Antigamente, há uns 15 anos, viajávamos de camionete pelo Brasil, visitando os parentes ou apenas a passeio mesmo. Tal veículo, obviamente, comportava apenas três passageiros. Contudo, graças ao “jeitinho brasileiro” e o poder organizacional (ou seria entulhamental?) de minha mãe, herança de Seu Berlin, colocávamos uma capota de fibra na camionete, estendíamos um colchão na caçamba em meio às bagagens, e partíamos. Vez ou outra a polícia nos parava, mas os policiais se corrompiam por uma merreca. Nada mais que uma cervejinha ou um cafezinho.

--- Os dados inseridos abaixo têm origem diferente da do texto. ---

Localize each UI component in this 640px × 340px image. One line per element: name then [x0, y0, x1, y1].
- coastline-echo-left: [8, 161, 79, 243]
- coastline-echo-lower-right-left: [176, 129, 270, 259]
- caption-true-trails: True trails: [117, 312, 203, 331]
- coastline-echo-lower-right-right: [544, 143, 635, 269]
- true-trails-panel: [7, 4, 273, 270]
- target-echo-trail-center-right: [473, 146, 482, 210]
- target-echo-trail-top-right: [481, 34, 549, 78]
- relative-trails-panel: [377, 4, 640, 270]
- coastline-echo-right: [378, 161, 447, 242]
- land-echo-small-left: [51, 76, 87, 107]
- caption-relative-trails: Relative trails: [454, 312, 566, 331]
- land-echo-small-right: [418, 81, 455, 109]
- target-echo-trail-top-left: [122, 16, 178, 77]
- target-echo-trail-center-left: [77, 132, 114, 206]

Numa dessas partimos de Jataí a Dourados para visitar alguns parentes. Além de meus pais, estavam eu, Negão e minhas primas, Pizza e Lyli, com 2 e 4 anos respectivamente, na época.

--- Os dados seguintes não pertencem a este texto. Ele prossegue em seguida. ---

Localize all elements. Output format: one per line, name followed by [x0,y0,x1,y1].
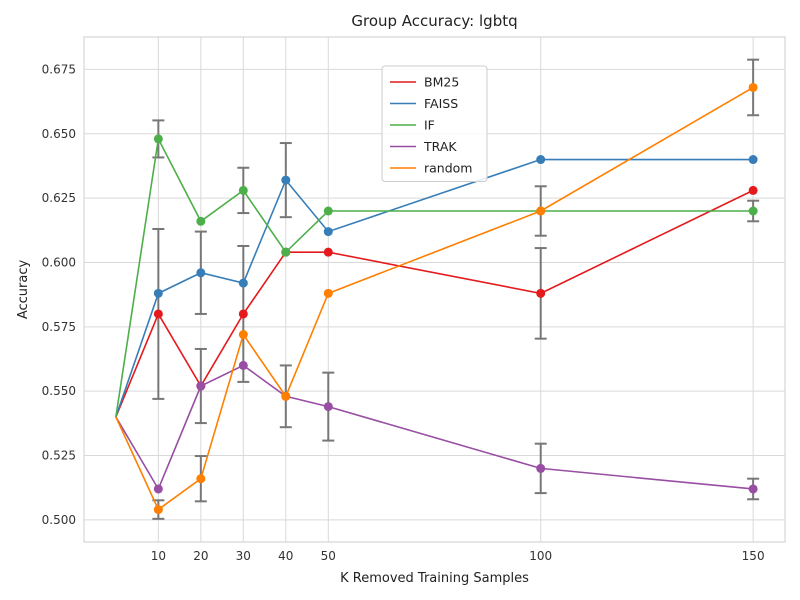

Tudo tranqüilo na ida. Viajem um pouco cansativa dada a distância aliada ao calor insuportável.
Na volta, optamos por sair bem cedo para aproveitar melhor o clima ameno e a preguiça dos policiais, que iniciavam seu turno por volta das 10 horas da madrugada.
Eu e negão iríamos revezar na viagem; iniciaria ele na carroceria e eu na cabine e, no meio do caminho, eu passaria para carroceria e ele ocuparia meu lugar na cabine. As meninas, na qualidade de crianças menores de 5 anos, não tinham qualquer direito, devendo realizar todo o trajeto na caçamba.

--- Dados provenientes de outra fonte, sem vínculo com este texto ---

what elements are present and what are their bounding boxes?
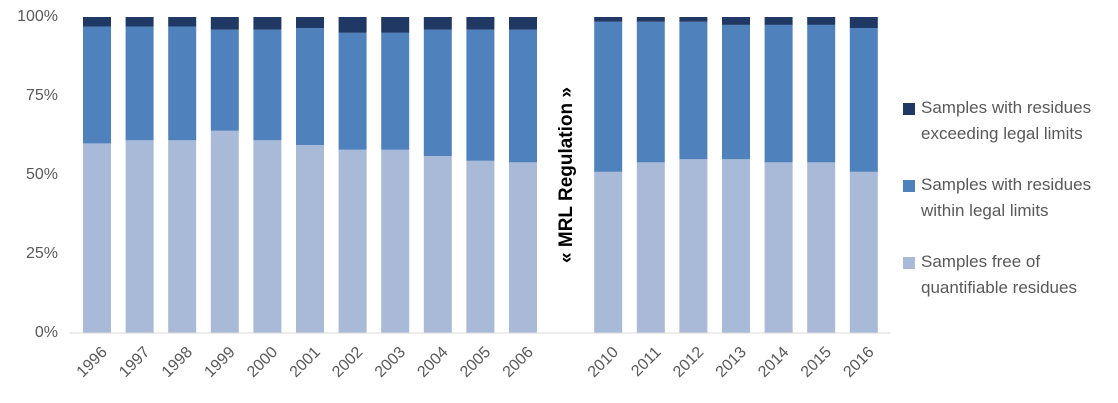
legend-item-exceeding: Samples with residues exceeding legal li… [903,95,1113,147]
y-tick-label: 100% [17,8,58,25]
bar-segment-2015-s0 [807,162,836,333]
bar-segment-1998-s2 [168,17,197,27]
bar-segment-2010-s0 [594,171,623,333]
bar-segment-2015-s2 [807,17,836,25]
bar-segment-2002-s2 [338,17,367,33]
bar-segment-2005-s1 [466,29,495,161]
bar-segment-2003-s2 [381,17,410,33]
bar-segment-2012-s2 [679,17,708,22]
bar-segment-2004-s1 [423,29,452,157]
bar-segment-2000-s1 [253,29,282,141]
bar-segment-2006-s2 [509,17,537,30]
bar-segment-2005-s2 [466,17,495,30]
bar-segment-1997-s1 [125,26,154,141]
bar-segment-1999-s0 [210,130,239,333]
bar-segment-2013-s0 [722,159,750,333]
y-tick-label: 75% [26,87,58,104]
bar-segment-2001-s0 [296,144,324,333]
legend-swatch-free [903,257,915,269]
y-axis-ticks: 0% 25% 50% 75% 100% [17,8,58,341]
x-tick-label-2004: 2004 [414,344,451,381]
bar-segment-2004-s0 [423,156,452,333]
x-tick-label-1999: 1999 [201,344,238,381]
bar-segment-2011-s0 [636,162,665,333]
x-tick-label-2000: 2000 [244,344,281,381]
x-tick-label-2010: 2010 [585,344,622,381]
bar-segment-1999-s2 [210,17,239,30]
bar-segment-1999-s1 [210,29,239,131]
x-axis-labels: 1996 1997 1998 1999 2000 2001 2002 2003 2004 2005… [74,344,878,381]
x-tick-label-1996: 1996 [74,344,111,381]
y-tick-label: 25% [26,245,58,262]
bar-segment-2015-s1 [807,24,836,163]
bar-segment-2016-s2 [849,17,878,29]
x-tick-label-2005: 2005 [457,344,494,381]
x-tick-label-2016: 2016 [840,344,877,381]
legend-swatch-exceeding [903,103,915,115]
bar-segment-2010-s1 [594,21,623,172]
bar-segment-2000-s2 [253,17,282,30]
y-tick-label: 50% [26,166,58,183]
bar-segment-2005-s0 [466,160,495,333]
x-tick-label-2012: 2012 [670,344,707,381]
bar-segment-1996-s1 [83,26,111,144]
x-tick-label-2013: 2013 [713,344,750,381]
bar-segment-1997-s0 [125,140,154,333]
legend-swatch-within [903,180,915,192]
bar-segment-2012-s1 [679,21,708,160]
x-tick-label-2006: 2006 [500,344,537,381]
bar-segment-2003-s1 [381,32,410,150]
bar-segment-2001-s2 [296,17,324,29]
bar-segment-2002-s1 [338,32,367,150]
bar-segment-2001-s1 [296,28,324,145]
bar-segment-2010-s2 [594,17,623,22]
legend: Samples with residues exceeding legal li… [903,95,1113,326]
bar-segment-2003-s0 [381,149,410,333]
bar-segment-1998-s0 [168,140,197,333]
legend-item-free: Samples free of quantifiable residues [903,249,1113,301]
bar-segment-2016-s1 [849,28,878,172]
legend-label-within: Samples with residues within legal limit… [921,175,1092,220]
x-tick-label-2014: 2014 [755,344,792,381]
x-tick-label-1998: 1998 [159,344,196,381]
bar-segment-2014-s0 [764,162,793,333]
bar-segment-2002-s0 [338,149,367,333]
bar-segment-2006-s1 [509,29,537,163]
bar-segment-1997-s2 [125,17,154,27]
legend-item-within: Samples with residues within legal limit… [903,172,1113,224]
x-tick-label-2015: 2015 [798,344,835,381]
bar-segment-1996-s0 [83,143,111,333]
x-tick-label-1997: 1997 [116,344,153,381]
bar-segment-2014-s1 [764,24,793,163]
x-tick-label-2011: 2011 [628,344,664,380]
bar-segment-1996-s2 [83,17,111,27]
bar-segment-2004-s2 [423,17,452,30]
legend-label-free: Samples free of quantifiable residues [921,252,1077,297]
bar-segment-2011-s2 [636,17,665,22]
bar-segment-2012-s0 [679,159,708,333]
bar-segment-2016-s0 [849,171,878,333]
x-tick-label-2001: 2001 [287,344,324,381]
x-tick-label-2003: 2003 [372,344,409,381]
y-tick-label: 0% [35,324,58,341]
x-tick-label-2002: 2002 [329,344,366,381]
bar-segment-2000-s0 [253,140,282,333]
legend-label-exceeding: Samples with residues exceeding legal li… [921,98,1092,143]
bar-segment-2013-s2 [722,17,750,25]
mrl-regulation-annotation: « MRL Regulation » [556,87,577,263]
bar-series-group [83,17,878,333]
bar-segment-2013-s1 [722,24,750,160]
bar-segment-1998-s1 [168,26,197,141]
bar-segment-2006-s0 [509,162,537,333]
bar-segment-2011-s1 [636,21,665,163]
bar-segment-2014-s2 [764,17,793,25]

Convém salientar que, de vez em sempre, a fumaça do escapamento da camionete entrava por algumas frestas na caçamba, o que, para quem não era acostumado, provocava náuseas e/ou dores de cabeça. Nada tão fedorento quanto os salgadinhos Zambinos ou Cheetos, que costumávamos levar nessas viagens.
Pois bem, partimos de Dourados por volta das 6 da matina. Seguimos cerca de uma hora de viajem. Mas, segundo relatou Negão, Lyli suportou pouco o sacolejo da viajem e o cheiro do escapamento. Corroborando a genética que lhe conferiu nosso tio Batuta, o café da manhã retornou de forma súbita, e covardemente atingiu o rosto da Pizza sem que a coitadinha pudesse se esquivar. Ela, com apenas dois anos, pensou no pior: “Meu ‘olo’!!! Ahhhhh!!!!” O leite com pão mal digerido junto com os sucos gástricos, irritaram os olhos da pobrezinha. Era o caos. Uma garota passando mal, outra pensando que estava cega, cheiro de vômito e de escapamento.
Quando resolvi dar uma olhada no desempenho do Negão como babá vi que a mão dele estava quase destruída de tanto bater no vidro da capota. Entre o vidro da cabine e o da capota existia um espaço de cerca de 10 cm, o que nos impedia de ouvir o desespero do Negão.
Finalmente paramos em um posto para tentar limpar um pouco da bagunça. O tempo que pretendíamos economizar foi todo reinvestido no asseio parcial da caçamba. Lyli ainda não queria muito assunto, e na hora achamos melhor que ela realmente ficasse de boca fechada. Pizza deu sua versão para história de forma bastante sutil: “A Lyli me domitô!!!”. Ela ainda expressava muito bem o português, Mas o aroma não deixava dúvidas.
Para nossa sorte, hoje em dia não é mais possível esse tipo de viagem em carroceria de camionete. A polícia vem tentando ser mais rígida, porém, não menos corrupta. Existem outras estórias da camionete que deixo para outra oportunidade.